If you’re like me, you probably forget a lot of things. It seems like the more important something is, the easier it is to forget. Sadly, however, it seems to be nearly impossible to forget past mistakes that we’ve made: bad decisions, poor choices of words, errors of judgment and so on. Sometimes we might forget some of our past, but remember very clearly a grievance or grudge against someone else for a mistake which they committed.
One theme we see in today’s readings is a call by both the prophet Isaiah and St. Paul to forget the past. Both encourage us to look to the future, seeing that God is “doing something new” and “straining forward to what lies ahead.” St. Paul takes this further, telling us, “I continue my pursuit toward the goal, the prize of God’s upward calling, in Christ Jesus.”
What is this goal, this prize of which St. Paul speaks? He is speaking of the righteousness of Christ, through which we receive the mercy of God. We see this when St. Paul tells us that he does “not [have] any righteousness of my own based on the law but that which comes through faith in Christ, the righteousness from God”.
In speaking of the “righteousness from God”, St. Paul is saying that what has brought him into right relationship with God is not following the Mosaic Law of the Jewish Covenant, but entering into and following his faith in Our Lord Jesus Christ. In effect, St. Paul is describing for us the difference between how the scribes and Pharisees approached the woman caught in adultery, and how Jesus approached her.
When the woman was brought before Our Lord, the scribes and Pharisees wanted to put Him in an impossible trap. In response to their statement “Moses commanded us to stone such women,” they wanted to force Him to break either the Law given by God the Father to Moses, or the Roman secular law that reserved the death penalty to the Roman authorities. Either way they could denounce Him as either a false prophet and Roman sympathizer or as a revolutionary who sought to overturn Roman rule in the Jewish Promised Land.
Our Lord obviously saw through the test, and showed them a better way. Instead of condemning the woman, as the scribes and Pharisees wished, He offered her mercy and forgiveness of sins. By doing so, He showed us that the path to salvation no longer comes through strict observance of the Law, but through the mercy of God.

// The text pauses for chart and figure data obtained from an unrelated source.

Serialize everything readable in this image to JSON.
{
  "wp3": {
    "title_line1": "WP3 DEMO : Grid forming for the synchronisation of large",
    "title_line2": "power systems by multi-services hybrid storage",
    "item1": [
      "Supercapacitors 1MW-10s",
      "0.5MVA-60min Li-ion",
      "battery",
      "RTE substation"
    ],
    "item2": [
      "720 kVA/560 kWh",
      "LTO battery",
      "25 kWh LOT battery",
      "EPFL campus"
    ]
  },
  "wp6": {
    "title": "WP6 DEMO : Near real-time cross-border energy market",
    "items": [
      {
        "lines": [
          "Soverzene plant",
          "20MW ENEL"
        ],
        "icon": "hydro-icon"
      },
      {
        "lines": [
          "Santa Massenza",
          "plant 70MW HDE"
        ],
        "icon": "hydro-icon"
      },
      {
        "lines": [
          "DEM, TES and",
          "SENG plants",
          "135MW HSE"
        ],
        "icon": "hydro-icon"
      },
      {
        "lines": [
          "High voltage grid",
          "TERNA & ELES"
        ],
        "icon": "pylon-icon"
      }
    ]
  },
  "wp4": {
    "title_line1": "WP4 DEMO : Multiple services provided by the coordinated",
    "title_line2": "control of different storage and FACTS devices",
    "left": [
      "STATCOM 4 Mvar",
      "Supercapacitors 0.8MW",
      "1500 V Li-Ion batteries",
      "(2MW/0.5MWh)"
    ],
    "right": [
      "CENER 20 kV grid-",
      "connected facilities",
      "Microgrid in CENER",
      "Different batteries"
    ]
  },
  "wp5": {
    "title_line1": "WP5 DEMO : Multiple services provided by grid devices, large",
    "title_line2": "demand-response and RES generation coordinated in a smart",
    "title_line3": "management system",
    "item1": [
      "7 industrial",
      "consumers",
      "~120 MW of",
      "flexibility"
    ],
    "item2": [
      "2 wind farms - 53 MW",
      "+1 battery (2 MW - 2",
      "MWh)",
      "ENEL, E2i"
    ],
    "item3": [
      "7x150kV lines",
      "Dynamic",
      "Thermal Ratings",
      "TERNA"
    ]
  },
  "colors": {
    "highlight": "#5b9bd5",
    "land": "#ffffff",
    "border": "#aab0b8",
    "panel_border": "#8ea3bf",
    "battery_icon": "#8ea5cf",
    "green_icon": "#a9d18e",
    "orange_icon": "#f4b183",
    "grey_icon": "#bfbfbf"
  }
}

It’s important to remember that God’s mercy is not something we need only once in our lives, but needs to be sought and received constantly throughout our lives. St. Paul speaks of the resurrection from the dead, which we receive through God’s mercy and love, saying, “It is not that I have already taken hold of it or have already attained perfect maturity, but I continue my pursuit in hope that I may possess it.” If St. Paul, who had been called by Christ personally after Our Lord’s resurrection was still in need of God’s mercy, how much more are we in need of that mercy.
The problem with human nature is that we still have the desire to test God’s mercy. Now, it’s not like we’re trying to trap Jesus as the scribes and Pharisees did. No, we test Him when we put off seeking His mercy, as St. Augustine did in his famous quote, “Give me chastity and continency, only not yet.” We test Him when we allow ourselves to sink deeper and deeper into sin without seeking His mercy.
Instead of avoiding God’s mercy, we need to seek it and desire it with all our hearts. One theme that kept coming up throughout the conference this weekend in Billings was the power of the Divine Mercy Chaplet. Through this prayer, which can be prayed very quickly and is easily memorized, God’s mercy floods the world, filling the souls of those who pray it and those for whom the Chaplet has been prayed. It is a simple prayer, but one of the most powerful for asking God to “have mercy on us and on the whole world.” I would encourage all of you to learn this prayer, if you don’t know it already, and to pray it daily, especially with your families.
As this Lenten season quickly approaches its conclusion and we prepare for Holy Week, may we seek God’s mercy in abundance instead of testing Him as the scribes and Pharisees did.